Earlier Thursday The Blaze asked if a Nebraska teen with no arms or legs should be offered a spot on her high school cheerleading squad. According to our report, Julia Sullivan's parents claimed their daughter was barred from cheerleading by the school because of her disability. It comes as no surprise the ACLU swiftly became involved in the case, citing discrimination.
Now originally we were led to believe school administrators refused 16-year Sullivan a place on the cheerleading squad outright, without so much as even entertaining the seemingly far-fetched possibility of giving her a shot. However, we are now learning that the girl's parents may have actually been offered a compromise by the school district that would have allowed their daughter to become a cheerleader. A compromise the parents reportedly refused.
According to Blaze sources, the Aurora Register News reported on June 15* that the school district offered Sullivan a chance cheerleading for the football team and even a one-time try out for the volleyball team, to determine if there would be any safety issues for either Sullivan or the other participants. The Register News, however, says the girl's parents refused the compromise, as they had their minds set on basketball cheerleading, which reportedly wasn't on offer.
Aurora Superintendent Larry Ramaekers told the Register all the problems started when the Sullivan's attorney became involved in the discussion.
And once lawyers were thrown into the mix, the school brought in its own.

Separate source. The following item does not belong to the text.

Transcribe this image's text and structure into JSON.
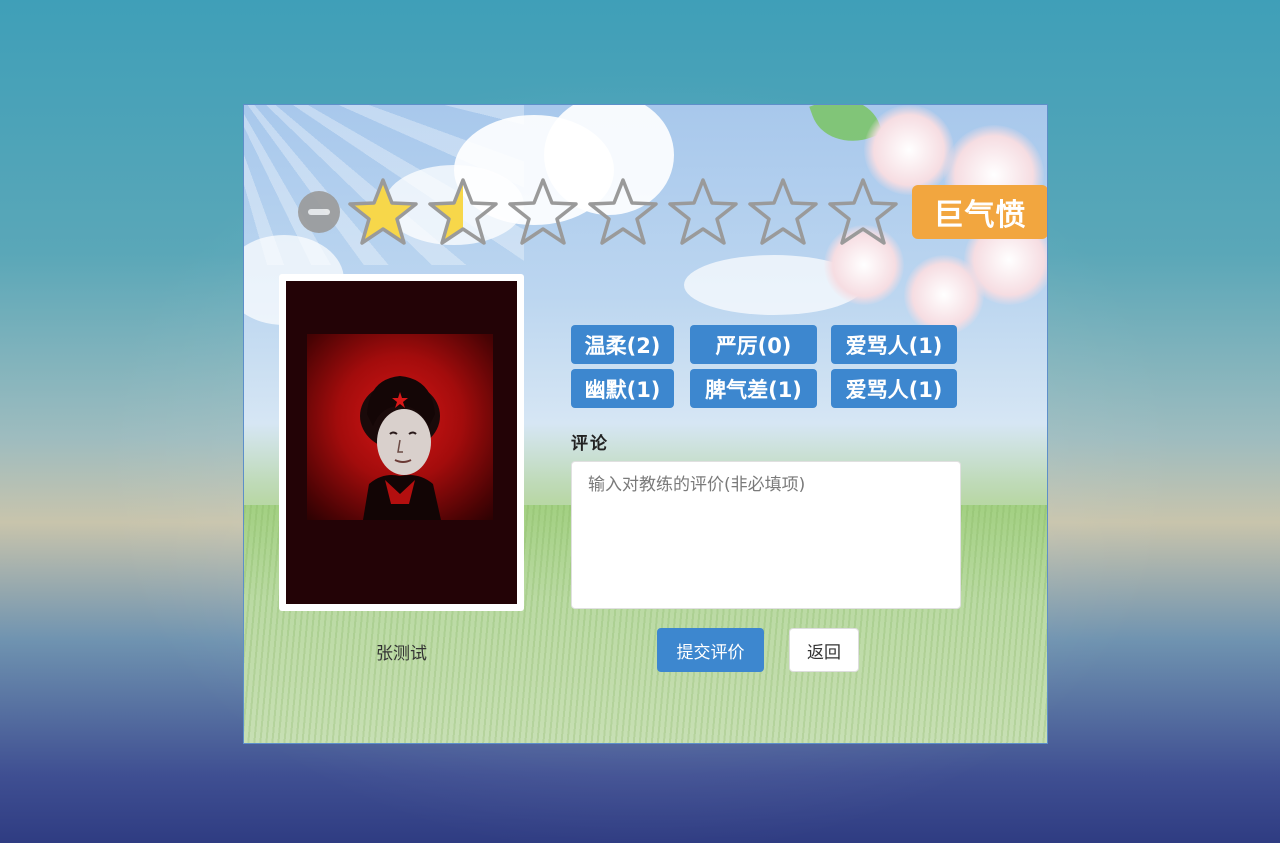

“You also have to take into account the fairness to other competitors if you are eliminating a criteria. Is that fair or unfair to other competitors?” he asked. Baker said the school also has to take health and safety into a consideration, noting the school has an obligation to protect its students and to try to structure their involvement in an activity, when it can be structured, to keep them safe. The school’s attorney said a third criteria that is important to consider is whether an accommodation would fundamentally alter the nature of the program.
“I looked at the criteria in the handbook. It’s thoughtfully written. It’s well written and incorporates the essential functions of the cheerleaders that have been in place for a number of years,” he said. “I have been told since the girls do not have a dance team, the element of dance has been an important part of the cheerleading squad. You do have kicking, jumping and dancing as criteria.”
But despite having what he believes are good reasons for possibly not allowing Sullivan on the squad, Baker reportedly said he’d be interested in a continued dialogue with the Sullivan's attorney about finding "reasonable accommodations."
So what say you? Are the Sullivan's just screaming discrimination, or was the school district's decision a fair one? If Julia's parents only care about their daughter's happiness, wouldn't they have accepted the compromise? After all, wasn't this all about their daughter's desire to experience being a cheerleader? Does it matter whether it was for the basketball or the football team?